“I care about people and that’s why I became a photographer.” Each of Mary Ellen Mark’s images is a testament to this statement. Street kids in Seattle, brothels in Bombay, disabled children in Iceland: Mark never shied away from reality. She focused on the peripheries of society and befriended the people she photographed. Her images may be shocking, but they are laced with compassion.
Mark died on 25 May last year. To commemorate her life and work, this month she features in two major exhibitions in New York, at the Howard Greenberg and Aperture galleries.
As student at the University of Pennsylvania in the early 1960s, Mark originally studied painting. Taking a photography course on a whim, she earned a degree in photojournalism in 1964. Shortly after, she was awarded a Fulbright scholarship to Turkey. In 1969, she made her breakthrough with an assignment photographing teenage heroin addicts in London. In the decades since, Mark worked on a variety of assignments around the world, for titles such as Life, Paris-Match and Vanity Fair.
Her best-known body of work focused on a group of homeless children in Seattle, Washington, a city that was considered to be America’s most liveable in the early 1980s.
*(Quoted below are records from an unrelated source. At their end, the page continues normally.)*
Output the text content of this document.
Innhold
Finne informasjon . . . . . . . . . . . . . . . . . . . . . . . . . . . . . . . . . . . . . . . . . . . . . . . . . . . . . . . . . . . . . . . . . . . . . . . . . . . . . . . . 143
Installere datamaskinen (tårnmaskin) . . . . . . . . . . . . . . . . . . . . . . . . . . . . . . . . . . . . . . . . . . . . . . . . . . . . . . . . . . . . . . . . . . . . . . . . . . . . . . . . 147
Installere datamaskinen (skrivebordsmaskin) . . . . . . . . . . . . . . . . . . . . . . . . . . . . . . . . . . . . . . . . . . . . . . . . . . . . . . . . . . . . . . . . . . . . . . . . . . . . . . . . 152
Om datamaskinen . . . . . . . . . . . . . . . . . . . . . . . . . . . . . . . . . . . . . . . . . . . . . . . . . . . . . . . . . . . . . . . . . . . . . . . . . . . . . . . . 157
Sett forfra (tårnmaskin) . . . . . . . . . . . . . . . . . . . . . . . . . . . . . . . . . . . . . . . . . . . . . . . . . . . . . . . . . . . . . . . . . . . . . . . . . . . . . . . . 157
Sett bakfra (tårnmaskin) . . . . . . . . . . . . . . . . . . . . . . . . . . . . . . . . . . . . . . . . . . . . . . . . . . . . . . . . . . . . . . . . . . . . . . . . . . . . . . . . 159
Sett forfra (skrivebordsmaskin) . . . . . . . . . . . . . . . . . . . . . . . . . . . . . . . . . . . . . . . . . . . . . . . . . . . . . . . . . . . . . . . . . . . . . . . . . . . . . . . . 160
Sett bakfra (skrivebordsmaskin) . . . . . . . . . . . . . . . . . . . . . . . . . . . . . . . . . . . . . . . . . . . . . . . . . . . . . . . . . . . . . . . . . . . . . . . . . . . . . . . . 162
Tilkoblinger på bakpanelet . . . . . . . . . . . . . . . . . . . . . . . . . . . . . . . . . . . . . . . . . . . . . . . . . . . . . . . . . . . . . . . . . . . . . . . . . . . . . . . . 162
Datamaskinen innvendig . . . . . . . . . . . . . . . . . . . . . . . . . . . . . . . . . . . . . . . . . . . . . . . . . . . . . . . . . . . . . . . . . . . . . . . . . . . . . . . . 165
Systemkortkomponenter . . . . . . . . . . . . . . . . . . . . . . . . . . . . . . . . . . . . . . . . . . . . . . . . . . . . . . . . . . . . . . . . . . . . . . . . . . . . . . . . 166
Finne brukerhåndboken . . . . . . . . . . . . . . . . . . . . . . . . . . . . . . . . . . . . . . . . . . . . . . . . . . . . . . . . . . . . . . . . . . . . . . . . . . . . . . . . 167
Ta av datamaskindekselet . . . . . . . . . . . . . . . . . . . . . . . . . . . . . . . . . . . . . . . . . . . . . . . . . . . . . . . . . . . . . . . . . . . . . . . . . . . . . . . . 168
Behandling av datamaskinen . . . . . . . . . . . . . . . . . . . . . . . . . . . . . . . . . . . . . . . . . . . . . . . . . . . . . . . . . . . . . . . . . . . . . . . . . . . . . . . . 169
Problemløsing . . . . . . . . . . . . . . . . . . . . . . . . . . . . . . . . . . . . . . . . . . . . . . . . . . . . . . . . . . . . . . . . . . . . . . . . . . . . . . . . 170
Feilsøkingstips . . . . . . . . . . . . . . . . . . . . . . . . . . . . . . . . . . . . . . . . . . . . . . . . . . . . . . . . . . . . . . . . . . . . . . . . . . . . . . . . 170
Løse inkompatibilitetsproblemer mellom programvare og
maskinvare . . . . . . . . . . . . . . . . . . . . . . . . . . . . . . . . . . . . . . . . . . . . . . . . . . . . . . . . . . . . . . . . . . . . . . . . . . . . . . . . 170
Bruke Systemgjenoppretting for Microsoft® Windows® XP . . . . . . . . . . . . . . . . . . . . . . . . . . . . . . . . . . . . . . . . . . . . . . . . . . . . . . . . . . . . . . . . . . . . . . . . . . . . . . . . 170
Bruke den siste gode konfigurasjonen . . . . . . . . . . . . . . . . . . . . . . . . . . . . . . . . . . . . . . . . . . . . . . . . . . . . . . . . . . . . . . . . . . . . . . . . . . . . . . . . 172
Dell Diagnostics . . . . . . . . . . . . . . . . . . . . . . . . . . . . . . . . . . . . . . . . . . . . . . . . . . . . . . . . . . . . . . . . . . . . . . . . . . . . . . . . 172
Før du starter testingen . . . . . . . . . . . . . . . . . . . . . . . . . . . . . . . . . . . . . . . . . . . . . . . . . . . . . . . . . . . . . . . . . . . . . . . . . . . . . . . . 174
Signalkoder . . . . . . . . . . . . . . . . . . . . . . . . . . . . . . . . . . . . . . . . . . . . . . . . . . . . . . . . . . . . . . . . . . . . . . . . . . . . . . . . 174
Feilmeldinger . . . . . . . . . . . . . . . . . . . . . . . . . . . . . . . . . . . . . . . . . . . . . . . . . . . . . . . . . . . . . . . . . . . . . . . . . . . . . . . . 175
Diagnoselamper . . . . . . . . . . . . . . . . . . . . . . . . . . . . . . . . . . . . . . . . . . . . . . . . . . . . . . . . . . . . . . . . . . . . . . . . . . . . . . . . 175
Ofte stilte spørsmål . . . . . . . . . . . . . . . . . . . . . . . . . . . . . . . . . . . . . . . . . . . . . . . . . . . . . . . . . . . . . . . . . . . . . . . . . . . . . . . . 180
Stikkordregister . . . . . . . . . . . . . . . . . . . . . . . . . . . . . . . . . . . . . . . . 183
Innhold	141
Mark’s images were first published in a 1983 Life magazine article ‘Streets of the Lost’, written by Cheryl McCall. Feeling the story would lend itself well to film, Mark suggested that her husband, the director Martin Bell, should make a documentary on the children. Bell thus created Streetwise (1984), with McCall as the producer. It follows the lives of nine teenagers, mainly focusing on Erin Blackwell, a child prostitute known as Tiny.
During her time in Seattle, Mark forged a particularly strong bond with Tiny, who was 13-years old at the time and working to support her drug addiction. “I wanna be really rich, and live on a farm with a bunch of horses, which is my main best animal, and have three yachts or more and diamonds and jewels and all that stuff,” Tiny explains as she winks into the film camera with a coy smile. On film Tiny is jovial but Mark’s photographs capture a sense of melancholy in the teenager. The poster image for the film shows Tiny dressed elegantly in a black dress and gloves, topped with a pill-box hat whose netted veil suggests one in mourning. Her body language is defensive: she wraps her arms around herself protectively and her eyes confront the viewer, mouth down-turned.
In another photograph from the series ‘Rat and Mike with a gun’, a boy nicknamed Rat stares nonchalantly past the camera as his friend Mike slips a pistol under his jacket. Although they are armed with a weapon, Mark is able to photograph them completely at ease. “I do prefer photographing people that are unfamous because I feel that I can get closer to them and I can take photographs that are more intimate,” she explained in a documentary for CBS News in 2001.
Children always captivated Mark. She treated them as equals, rather than imposing the typical adult-child hierarchy. In 1990, she met nine year old Amanda at a school for children with behavioural problems. "She was so bad, she was wonderful, she had a really vulgar mouth, she was brilliant," Mark told British Vogue in 1993. With a cigarette in her manicured hand and a full face of make-up, Amanda and her cousin Amy posed for Mark in a paddling pool in their garden.
For Amanda, whose childhood and early adulthood were marked by drug abuse and prison sentences, Mark made a lasting impression. Now 35 years old, Amanda has never forgotten the experience of being photographed. "When she came along and took those photos, I thought, 'well, hey, people will see me and this may get me the attention that I want.' I had thought that that might have been the way out. But it wasn't," said Amanda to Washington’s National Public Radio – shortly after Mark’s death from a blood disorder in May 2015.
Another recurring theme in Mark’s work is the subject of twins. In 1998, she began an annual ritual to the Twins Day Festival in Twinsburg, Ohio. Enthralled by the idea that two individuals could look the same, she always photographed twins wearing the same outfits. “Oh yeah, we wanna look alike, we do,” said 29 year-old Paula Mathis and Polly Mathis Wasdin, holding hands and posing in a scene from Mark’s short documentary film Twins (2002). The pair continued: “the perfect plan would be to have kids at the same time. That would be the perfect plan.”
While identical bar their names, Paula and Polly have renounced their individuality in favour of a common identity. For Mark, it was about drawing out the differences as well as the similarities in twins, while touching on the problematic nature of sharing an identity and drawing out the vulnerability in her subjects. “It was very, very hard for me when she got married,” Paula tells the camera.
Throughout Mark’s four decade long career as a photographer, her subjects remained an important part of her life. In that sense, she was not just a documentary photographer but also a humanist, who sought to impact the lives of the people she photographed as much as they impacted hers.